Veterans are disproportionately represented on death row, and this election, death is on the ballot in three of our union’s states. In advance of Veterans Day, citizens can show support for veterans with their votes.
Any number of good reasons justify abolishing the death penalty in the United States. From 2007-2012, the United States found itself in the company of China, Iran, Saudi Arabia, and Iraq, among the countries with the most executions, which hardly puts us in enlightened company. The death penalty is arbitrarily imposed, disproportionately targets minority offenders and almost exclusively targets poor offenders. Life in prison is significantly less expensive for taxpayers than is a death penalty regime. The risk of executing the innocent is unjustifiable, especially in light of the 156 death row exonerations to date and strong evidence that we have most likely already executed innocent people.

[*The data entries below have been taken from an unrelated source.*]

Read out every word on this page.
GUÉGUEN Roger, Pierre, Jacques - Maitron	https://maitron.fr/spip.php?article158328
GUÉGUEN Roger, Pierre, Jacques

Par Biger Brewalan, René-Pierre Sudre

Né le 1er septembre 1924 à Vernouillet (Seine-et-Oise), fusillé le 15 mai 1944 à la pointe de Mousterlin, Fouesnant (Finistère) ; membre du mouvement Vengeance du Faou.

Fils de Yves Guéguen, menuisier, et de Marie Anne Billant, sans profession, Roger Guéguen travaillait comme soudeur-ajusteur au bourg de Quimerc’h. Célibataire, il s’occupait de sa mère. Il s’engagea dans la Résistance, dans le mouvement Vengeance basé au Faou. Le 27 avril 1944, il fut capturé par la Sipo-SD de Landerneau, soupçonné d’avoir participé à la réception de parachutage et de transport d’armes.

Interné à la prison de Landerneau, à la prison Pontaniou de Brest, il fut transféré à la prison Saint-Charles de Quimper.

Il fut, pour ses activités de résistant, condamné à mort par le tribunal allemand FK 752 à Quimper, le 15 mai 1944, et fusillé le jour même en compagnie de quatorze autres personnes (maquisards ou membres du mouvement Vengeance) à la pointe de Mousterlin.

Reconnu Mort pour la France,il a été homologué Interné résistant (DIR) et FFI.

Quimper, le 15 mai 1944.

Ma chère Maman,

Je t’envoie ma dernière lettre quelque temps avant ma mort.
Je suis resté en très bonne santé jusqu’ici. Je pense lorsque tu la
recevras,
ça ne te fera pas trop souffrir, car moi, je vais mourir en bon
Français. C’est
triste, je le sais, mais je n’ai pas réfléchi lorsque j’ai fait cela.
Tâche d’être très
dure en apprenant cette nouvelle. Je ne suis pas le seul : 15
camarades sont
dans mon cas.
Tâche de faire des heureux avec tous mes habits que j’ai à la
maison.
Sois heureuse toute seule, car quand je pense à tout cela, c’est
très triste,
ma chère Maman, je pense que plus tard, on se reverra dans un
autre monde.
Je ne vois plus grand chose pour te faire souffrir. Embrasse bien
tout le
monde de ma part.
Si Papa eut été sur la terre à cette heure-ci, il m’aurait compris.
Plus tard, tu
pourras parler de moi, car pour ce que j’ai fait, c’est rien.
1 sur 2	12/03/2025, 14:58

As Veterans Day grows ever closer, it’s important to highlight another reason to abolish the death penalty that voters ought to consider. Our combat-traumatized veterans are being sentenced to death when their crimes are almost certainly linked to their military service. Though the number is difficult to quantify exactly, a Death Penalty Information Center report issued last November tallied approximately 300 veterans on death row. In other words, nearly 10 percent of the people that our government seeks to execute are veterans of the armed forces, many of whom saw combat. To put it into perspective, veterans only make up just over 7 percent of the American population.
Veterans should by no means get a pass for heinous crimes. Life in prison without the chance of parole is a harrowing punishment in itself. But when many of these condemned veteran convicts were trained to kill by our own very own government and then went overseas to do exactly that at the request of the American people, it is a perverse irony that the government would then try to impose the ultimate punishment for crimes committed in the aftermath of such service.
One such example is veteran George Porter. In 2009, the United States Supreme Court granted habeas corpus relief for Porter, who challenged his sentence of death because his attorney failed to bring forth evidence of his combat record, which would have been mitigating evidence that may have spared him the death penalty.
The Supreme Court noted in its decision granting Porter relief, “Our Nation has a long tradition of according leniency to veterans in recognition of their service, especially for those who fought on the front lines as Porter did.” Voters with the chance to vote on death penalty initiatives should take heed of this nation’s long tradition of recognizing the service of veterans embroiled in the criminal justice system by not leaving the irrevocable decision to kill up to a handful of players in the judicial system.
California voters face competing ballot initiatives: A vote of yes on Proposition 62 is a vote in support of repealing the death penalty in California. On the other hand, a vote of yes on Proposition 66 is a vote in support of fast-tracking the death penalty, which would reduce judicial safeguards and legal protections that sometimes operate to prevent executing the innocent.
Nebraska’s bipartisan legislature overrode the governor’s veto last year to repeal the death penalty in their state. Billionaire Gov. Pete Ricketts did not appreciate the measure and he has contributed significant funds to a pro-death group lobbying to reinstate the death penalty in Nebraska. Nebraska voters can cast a repeal vote that will bring back the death penalty or a retain vote that will retain the legislature’s bipartisan abolishment of state-sponsored death.
In Oklahoma, pro-death lobbyists are attempting to enshrine capital punishment in the state’s constitution. Oklahoma voters can vote to support an amendment to the state constitution that would protect the government’s right to execute people in the same way that the constitution protects the people’s right to be free from government interference in their speech, free exercise of religion or other fundamental rights. A vote of no on the other hand, would oppose such a backward measure.
With a disproportionate number of veterans on death row throughout the United States, voters need to make it known that killing those who have served is no way to honor the veteran community as a whole, and doing away with legal safeguards for criminal defendants or convicts is no way to honor the sacrifices that veterans have made in defense of the United States Constitution.
By Matthew J. Hefti
Matthew J. Hefti is a four-time combat veteran with deployments to both Iraq and Afghanistan. He is in his final year as a student at the University of Wisconsin Law School, where he works on a capital post-conviction defense team with the Wisconsin Innocence Project. He is also the author of the novel “A Hard and Heavy Thing.” -- Ed.